The first utility scale battery energy storage system (BESS) demonstration was installed in the US in 2012 and just five years later, the South Australian government completed installation of the first 100MWh BESS in partnership with Tesla, the world’s first “big battery“.
Vanadium advantages
But while lithium batteries have dominated the early stages of battery storage, vanadium is increasingly being looked at for its long duration capabilities.
Harper said Invinity wants to move beyond using batteries to fill high demand periods, and reach a point where solar or wind can provide consistent baseload power.
This is where the “extremely durable” VFBs come in.
“The technologies that are going to stand alongside wind and solar projects are going to need to have the same asset life as those wind and solar projects,” Harper said.

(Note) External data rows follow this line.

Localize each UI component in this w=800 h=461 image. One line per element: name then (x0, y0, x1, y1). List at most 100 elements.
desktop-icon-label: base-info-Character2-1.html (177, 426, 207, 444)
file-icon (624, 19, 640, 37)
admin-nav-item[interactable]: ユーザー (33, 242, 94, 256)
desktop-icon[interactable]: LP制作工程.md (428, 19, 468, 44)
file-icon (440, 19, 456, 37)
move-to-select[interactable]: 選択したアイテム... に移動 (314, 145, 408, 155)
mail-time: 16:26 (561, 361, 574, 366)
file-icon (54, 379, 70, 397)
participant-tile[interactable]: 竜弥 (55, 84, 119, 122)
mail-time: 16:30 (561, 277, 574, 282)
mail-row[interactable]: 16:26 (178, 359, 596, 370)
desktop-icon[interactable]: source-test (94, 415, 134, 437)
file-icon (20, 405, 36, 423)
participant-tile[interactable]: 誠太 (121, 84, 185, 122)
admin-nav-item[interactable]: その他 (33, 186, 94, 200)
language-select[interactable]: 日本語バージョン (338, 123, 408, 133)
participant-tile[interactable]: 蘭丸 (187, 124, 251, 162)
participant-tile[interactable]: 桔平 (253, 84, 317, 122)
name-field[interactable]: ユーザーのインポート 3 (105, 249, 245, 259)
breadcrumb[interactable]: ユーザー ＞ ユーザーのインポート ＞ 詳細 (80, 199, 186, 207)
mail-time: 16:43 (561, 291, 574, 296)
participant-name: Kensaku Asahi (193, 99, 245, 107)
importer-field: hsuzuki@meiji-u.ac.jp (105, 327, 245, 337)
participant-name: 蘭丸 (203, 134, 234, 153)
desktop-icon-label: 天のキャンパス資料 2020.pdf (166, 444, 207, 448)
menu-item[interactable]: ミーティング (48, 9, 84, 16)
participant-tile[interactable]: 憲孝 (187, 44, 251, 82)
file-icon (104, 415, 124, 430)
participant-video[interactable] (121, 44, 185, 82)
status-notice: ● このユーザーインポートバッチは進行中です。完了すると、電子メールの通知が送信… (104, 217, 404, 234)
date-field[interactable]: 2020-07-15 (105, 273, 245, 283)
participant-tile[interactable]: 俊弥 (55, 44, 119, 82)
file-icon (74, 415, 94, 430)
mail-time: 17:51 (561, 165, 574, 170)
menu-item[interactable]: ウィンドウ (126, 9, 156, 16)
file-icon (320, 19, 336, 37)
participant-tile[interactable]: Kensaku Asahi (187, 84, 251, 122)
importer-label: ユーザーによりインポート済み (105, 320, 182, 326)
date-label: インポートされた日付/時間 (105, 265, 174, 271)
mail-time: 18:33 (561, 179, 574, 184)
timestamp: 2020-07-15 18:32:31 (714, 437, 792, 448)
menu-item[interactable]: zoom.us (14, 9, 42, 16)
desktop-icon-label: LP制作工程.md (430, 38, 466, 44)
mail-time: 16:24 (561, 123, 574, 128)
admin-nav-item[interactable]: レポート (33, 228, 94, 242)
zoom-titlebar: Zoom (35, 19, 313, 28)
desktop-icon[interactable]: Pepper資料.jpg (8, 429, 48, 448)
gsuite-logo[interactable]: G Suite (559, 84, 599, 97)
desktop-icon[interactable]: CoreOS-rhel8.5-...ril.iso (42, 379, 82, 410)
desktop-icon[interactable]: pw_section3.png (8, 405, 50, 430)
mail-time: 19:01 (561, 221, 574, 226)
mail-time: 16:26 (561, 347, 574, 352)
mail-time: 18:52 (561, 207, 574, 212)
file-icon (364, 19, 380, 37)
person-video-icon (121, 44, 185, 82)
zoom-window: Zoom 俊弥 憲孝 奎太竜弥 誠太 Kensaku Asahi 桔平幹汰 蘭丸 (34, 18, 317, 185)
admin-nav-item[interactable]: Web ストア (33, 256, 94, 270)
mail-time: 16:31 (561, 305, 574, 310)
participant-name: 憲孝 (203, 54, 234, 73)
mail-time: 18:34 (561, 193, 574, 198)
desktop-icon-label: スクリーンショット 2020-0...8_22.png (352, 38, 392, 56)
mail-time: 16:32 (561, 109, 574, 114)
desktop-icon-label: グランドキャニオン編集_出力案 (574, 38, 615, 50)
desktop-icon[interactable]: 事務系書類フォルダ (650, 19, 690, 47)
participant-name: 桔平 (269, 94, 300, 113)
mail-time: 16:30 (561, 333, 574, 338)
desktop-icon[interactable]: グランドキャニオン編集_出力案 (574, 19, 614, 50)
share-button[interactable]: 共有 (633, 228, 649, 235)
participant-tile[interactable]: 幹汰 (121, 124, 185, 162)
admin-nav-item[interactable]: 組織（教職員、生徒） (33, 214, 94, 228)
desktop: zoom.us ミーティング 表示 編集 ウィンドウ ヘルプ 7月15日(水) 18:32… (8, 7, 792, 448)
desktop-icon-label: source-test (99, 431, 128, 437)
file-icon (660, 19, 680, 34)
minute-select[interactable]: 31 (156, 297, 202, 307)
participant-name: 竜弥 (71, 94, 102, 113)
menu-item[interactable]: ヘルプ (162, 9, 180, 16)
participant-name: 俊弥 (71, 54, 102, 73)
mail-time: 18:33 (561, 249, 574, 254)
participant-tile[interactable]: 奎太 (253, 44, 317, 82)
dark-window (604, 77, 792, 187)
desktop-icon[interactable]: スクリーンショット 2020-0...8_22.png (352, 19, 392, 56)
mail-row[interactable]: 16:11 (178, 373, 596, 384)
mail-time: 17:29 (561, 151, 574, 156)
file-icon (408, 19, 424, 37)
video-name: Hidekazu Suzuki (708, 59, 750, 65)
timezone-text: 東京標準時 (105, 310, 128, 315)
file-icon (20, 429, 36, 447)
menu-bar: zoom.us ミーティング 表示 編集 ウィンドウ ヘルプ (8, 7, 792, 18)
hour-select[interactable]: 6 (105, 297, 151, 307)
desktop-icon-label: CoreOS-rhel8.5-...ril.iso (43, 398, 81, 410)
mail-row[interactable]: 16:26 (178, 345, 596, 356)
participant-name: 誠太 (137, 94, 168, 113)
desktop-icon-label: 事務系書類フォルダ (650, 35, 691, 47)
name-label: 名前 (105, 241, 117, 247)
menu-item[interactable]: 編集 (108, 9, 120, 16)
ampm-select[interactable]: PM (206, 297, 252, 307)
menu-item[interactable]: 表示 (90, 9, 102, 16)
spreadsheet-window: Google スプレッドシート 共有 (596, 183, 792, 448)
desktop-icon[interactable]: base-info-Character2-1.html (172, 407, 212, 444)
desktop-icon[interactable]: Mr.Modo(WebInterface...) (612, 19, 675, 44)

“Wind and solar are being built over 20 to 30 year timelines, so in our view the battery that is an ideal partner for those projects is going to have to have that same asset life and that’s one of the things that our batteries can deliver.
“Whereas lithium-ion batteries, that degrade every time you charge and discharge them, currently can’t do that.”
Safe and recyclable
Another advantage of VFBs is that they are “fundamentally non-flammable”, unlike their lithium counterparts, making it safer for the batteries to be installed close to businesses and residential areas.

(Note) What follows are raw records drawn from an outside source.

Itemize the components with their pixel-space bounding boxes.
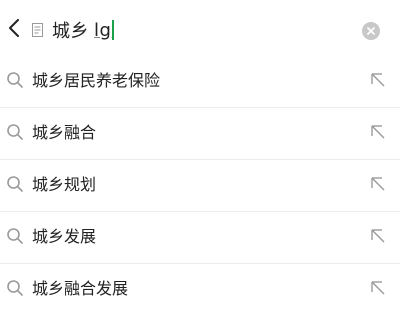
search-icon bbox=[7, 124, 23, 140]
suggestion-label: 城乡规划 bbox=[32, 175, 97, 194]
search-bar: 城乡 lg bbox=[0, 0, 400, 56]
suggestion-item[interactable]: 城乡规划 bbox=[0, 159, 400, 211]
search-ime-composition: lg bbox=[94, 19, 112, 41]
suggestion-item[interactable]: 城乡融合发展 bbox=[0, 263, 400, 315]
close-icon bbox=[367, 27, 375, 35]
search-icon bbox=[7, 280, 23, 296]
arrow-up-left-icon[interactable] bbox=[370, 176, 386, 192]
suggestion-item[interactable]: 城乡融合 bbox=[0, 107, 400, 159]
suggestion-item[interactable]: 城乡居民养老保险 bbox=[0, 56, 400, 107]
suggestion-item[interactable]: 城乡发展 bbox=[0, 211, 400, 263]
arrow-up-left-icon[interactable] bbox=[370, 72, 386, 88]
suggestion-label: 城乡发展 bbox=[32, 227, 97, 246]
arrow-up-left-icon[interactable] bbox=[370, 280, 386, 296]
search-input[interactable]: 城乡 lg bbox=[52, 16, 115, 44]
text-caret bbox=[112, 20, 115, 40]
suggestion-label: 城乡融合发展 bbox=[32, 279, 129, 298]
search-icon bbox=[7, 176, 23, 192]
suggestion-label: 城乡居民养老保险 bbox=[32, 71, 161, 90]
chevron-left-icon bbox=[9, 19, 19, 37]
suggestion-label: 城乡融合 bbox=[32, 123, 97, 142]
back-button[interactable] bbox=[4, 14, 24, 42]
arrow-up-left-icon[interactable] bbox=[370, 124, 386, 140]
clear-button[interactable] bbox=[362, 22, 380, 40]
search-typed-text: 城乡 bbox=[52, 21, 89, 42]
arrow-up-left-icon[interactable] bbox=[370, 228, 386, 244]
search-icon bbox=[7, 228, 23, 244]
document-icon bbox=[32, 23, 43, 37]
suggestion-list: 城乡居民养老保险 城乡融合 城乡规划 城乡发展 城乡融合发展 bbox=[0, 56, 400, 315]
search-icon bbox=[7, 72, 23, 88]
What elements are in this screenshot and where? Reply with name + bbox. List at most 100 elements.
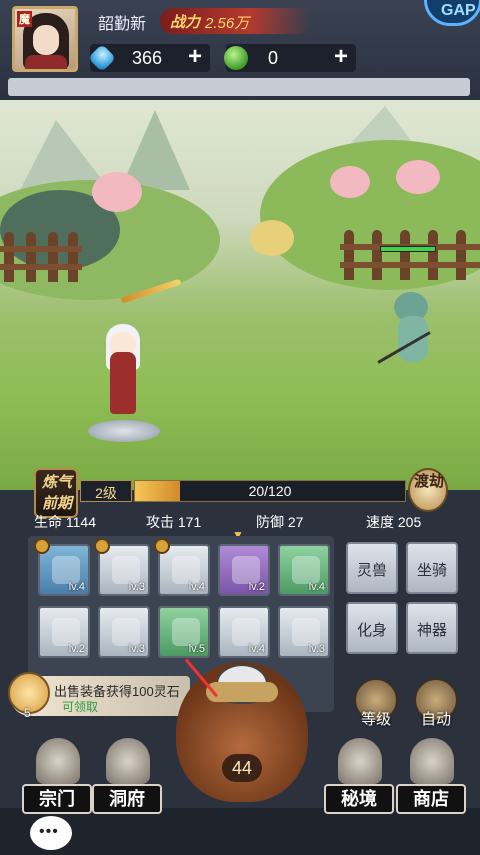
exp-bar: 20/120 bbox=[134, 480, 406, 502]
equipment-slot-armor[interactable]: lv.2 bbox=[218, 544, 270, 596]
equipment-level: lv.4 bbox=[248, 643, 265, 655]
cave-icon bbox=[106, 738, 150, 784]
task-banner[interactable]: 5 出售装备获得100灵石 可领取 bbox=[8, 672, 190, 720]
equipment-slot-necklace[interactable]: lv.3 bbox=[98, 606, 150, 658]
player-name: 韶勤新 bbox=[98, 16, 147, 33]
enhance-star-icon bbox=[154, 538, 170, 554]
bag-count: 44 bbox=[222, 754, 262, 782]
shop-icon bbox=[410, 738, 454, 784]
corner-event-button[interactable]: GAP bbox=[424, 0, 480, 26]
nav-secret-realm[interactable]: 秘境 bbox=[324, 738, 394, 818]
avatar-tag: 魔 bbox=[17, 11, 32, 27]
nav-shop[interactable]: 商店 bbox=[396, 738, 466, 818]
power-label: 战力 bbox=[170, 14, 201, 31]
breakthrough-label: 渡劫 bbox=[414, 473, 445, 490]
yellow-bush bbox=[250, 220, 294, 256]
mount-button[interactable]: 坐骑 bbox=[406, 542, 458, 594]
notice-bar bbox=[8, 78, 470, 96]
boots-icon bbox=[52, 618, 80, 646]
equipment-slot-pendant[interactable]: lv.5 bbox=[158, 606, 210, 658]
equipment-level: lv.2 bbox=[248, 581, 265, 593]
avatar-form-button[interactable]: 化身 bbox=[346, 602, 398, 654]
pendant-icon bbox=[172, 618, 200, 646]
sword-icon bbox=[52, 556, 80, 584]
nav-secret-realm-label: 秘境 bbox=[324, 784, 394, 814]
equipment-slot-pants[interactable]: lv.3 bbox=[278, 606, 330, 658]
equipment-level: lv.3 bbox=[308, 643, 325, 655]
equipment-slot-hat[interactable]: lv.3 bbox=[94, 538, 150, 596]
power-value: 2.56万 bbox=[205, 15, 250, 32]
lotus-platform bbox=[88, 420, 160, 442]
level-label: 2级 bbox=[95, 485, 117, 501]
corner-button-label: GAP bbox=[441, 2, 476, 19]
hero-body bbox=[110, 352, 136, 414]
player-character bbox=[88, 322, 160, 442]
armor-icon bbox=[232, 556, 260, 584]
equipment-level: lv.4 bbox=[308, 581, 325, 593]
stat-attack: 攻击 171 bbox=[146, 514, 202, 530]
add-leaf-button[interactable]: + bbox=[334, 43, 348, 71]
left-fence bbox=[0, 232, 82, 282]
loot-bag-button[interactable]: 44 bbox=[176, 662, 308, 802]
nav-shop-label: 商店 bbox=[396, 784, 466, 814]
equipment-slot-belt[interactable]: lv.4 bbox=[218, 606, 270, 658]
sect-icon bbox=[36, 738, 80, 784]
task-claim-status: 可领取 bbox=[62, 700, 99, 714]
hair-icon bbox=[172, 556, 200, 584]
level-button-label: 等级 bbox=[360, 711, 391, 728]
equipment-level: lv.3 bbox=[128, 581, 145, 593]
equipment-slot-boots[interactable]: lv.2 bbox=[38, 606, 90, 658]
stat-defense: 防御 27 bbox=[256, 514, 304, 530]
enemy-hp-fill bbox=[381, 247, 435, 251]
hat-icon bbox=[112, 556, 140, 584]
blue-gem-icon bbox=[87, 43, 117, 73]
realm-tag: 炼气前期 bbox=[34, 468, 78, 518]
nav-cave-label: 洞府 bbox=[92, 784, 162, 814]
enhance-star-icon bbox=[94, 538, 110, 554]
stat-hp: 生命 1144 bbox=[34, 514, 96, 530]
necklace-icon bbox=[112, 618, 140, 646]
gem-value: 366 bbox=[132, 48, 163, 68]
enhance-star-icon bbox=[34, 538, 50, 554]
enemy-hp-bar bbox=[380, 246, 436, 252]
level-box: 2级 bbox=[80, 480, 132, 502]
equipment-slot-sword[interactable]: lv.4 bbox=[34, 538, 90, 596]
belt-icon bbox=[232, 618, 260, 646]
equipment-level: lv.2 bbox=[68, 643, 85, 655]
equipment-slot-hair[interactable]: lv.4 bbox=[154, 538, 210, 596]
enemy-character bbox=[377, 286, 450, 376]
nav-sect[interactable]: 宗门 bbox=[22, 738, 92, 818]
equipment-slot-ring[interactable]: lv.4 bbox=[278, 544, 330, 596]
equipment-level: lv.3 bbox=[128, 643, 145, 655]
breakthrough-button[interactable]: 渡劫 bbox=[408, 468, 448, 512]
secret-realm-icon bbox=[338, 738, 382, 784]
chat-button[interactable]: ••• bbox=[30, 816, 72, 850]
ring-icon bbox=[292, 556, 320, 584]
pink-tree bbox=[330, 166, 370, 198]
exp-text: 20/120 bbox=[248, 483, 292, 499]
artifact-button[interactable]: 神器 bbox=[406, 602, 458, 654]
nav-sect-label: 宗门 bbox=[22, 784, 92, 814]
top-bar: 魔 韶勤新 战力 2.56万 GAP 366 + 0 + bbox=[0, 0, 480, 100]
pants-icon bbox=[292, 618, 320, 646]
nav-cave[interactable]: 洞府 bbox=[92, 738, 162, 818]
pink-tree bbox=[92, 172, 142, 212]
avatar-robe bbox=[25, 55, 67, 69]
player-avatar[interactable]: 魔 bbox=[12, 6, 78, 72]
leaf-resource: 0 + bbox=[224, 43, 356, 72]
pink-tree bbox=[396, 160, 440, 194]
equipment-level: lv.5 bbox=[188, 643, 205, 655]
character-panel: 炼气前期 2级 20/120 渡劫 生命 1144 攻击 171 防御 27 速… bbox=[0, 468, 480, 855]
stat-speed: 速度 205 bbox=[366, 514, 422, 530]
green-swirl-icon bbox=[224, 46, 248, 70]
bag-knot bbox=[206, 682, 278, 702]
add-gem-button[interactable]: + bbox=[188, 43, 202, 71]
realm-label: 炼气前期 bbox=[41, 474, 72, 512]
equipment-level: lv.4 bbox=[68, 581, 85, 593]
leaf-value: 0 bbox=[268, 48, 279, 68]
combat-power-badge: 战力 2.56万 bbox=[160, 8, 310, 34]
spirit-beast-button[interactable]: 灵兽 bbox=[346, 542, 398, 594]
right-fence bbox=[340, 230, 480, 280]
avatar-face bbox=[33, 25, 59, 55]
gem-resource: 366 + bbox=[87, 43, 210, 73]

Harper said Invinity VFBs are one of the only non-lithium battery technologies that has been deployed at scale.
“We’re now operating projects in the tens of megawatt hours, and we’ve got ambitions with our next generation product going into the hundreds of megawatt hours to even gigawatt hours with capacity,” he said.
VFBs are also predominately made from very common commodity materials, making them much easier to recycle.
They also don’t require other minerals such as cobalt, which is primarily sourced from conflict regions such as the Democratic Republic of the Congo.
“We have huge advantages over lithium batteries where you’re seeing significant bottlenecks in the supply chain,” Harper said.
Today, vanadium is most commonly used in steelmaking and its pricing can be volatile, but Harper said with demand for VFBs increasing more supplies are coming online.
In addition, Invinity research scientists are also working on methods to use lower grade vanadium while maintaining the same performance, which could further reduce costs.
Invinity demand
A key part of Invinity’s strategy is to create modular products that can be deployed at the required scale, rather than the more expensive bespoke projects seen in China.
By creating a standardised VFB product, Invinity hopes to significantly bring down its costs to where it can compete with lithium and other energy storage options.
The goal is to achieve a levelised cost of storage (LCOS) of $50 per MWh or less, a target set by the US Department of Energy (DoE).
Invinity is already partnering with the UK and US governments on demonstration projects to prove its VFBs in the field.
The UK Department for Energy Security and Net Zero granted Invinity £11 million for its VFB LEAD project in Oxford.
Next-generation ‘Mistral’ battery
Meanwhile in the US, the DoE selected Invinity’s next-generation ‘Mistral’ VFB for use in 84 MWh worth of storage projects.
Developed alongside wind turbine manufacturer Siemens Gamesa, Invinity says Mistral “promises to be more capable, more scalable, and more economical” than other energy storage.
Invinity received its first commercial order for a Mistral array from Taiwanese firm Everdura last year, and signed a strategic manufacturing deal in February.
Overall, Invinity recorded an 800% rise in shipments and a 170% increase in its sales pipeline in 2023, with projects already underway in Australia, Canada and Orkney.
With interest expected to grow following the launch of Mistral later this year, Harper said the team in Motherwell will be working to ramp up production.
“We are looking to grow our capabilities, we’re always looking for new and more talented people to come join our team,” he said.
“We’re going to need all the potent brains we can get to help us accelerate this journey.”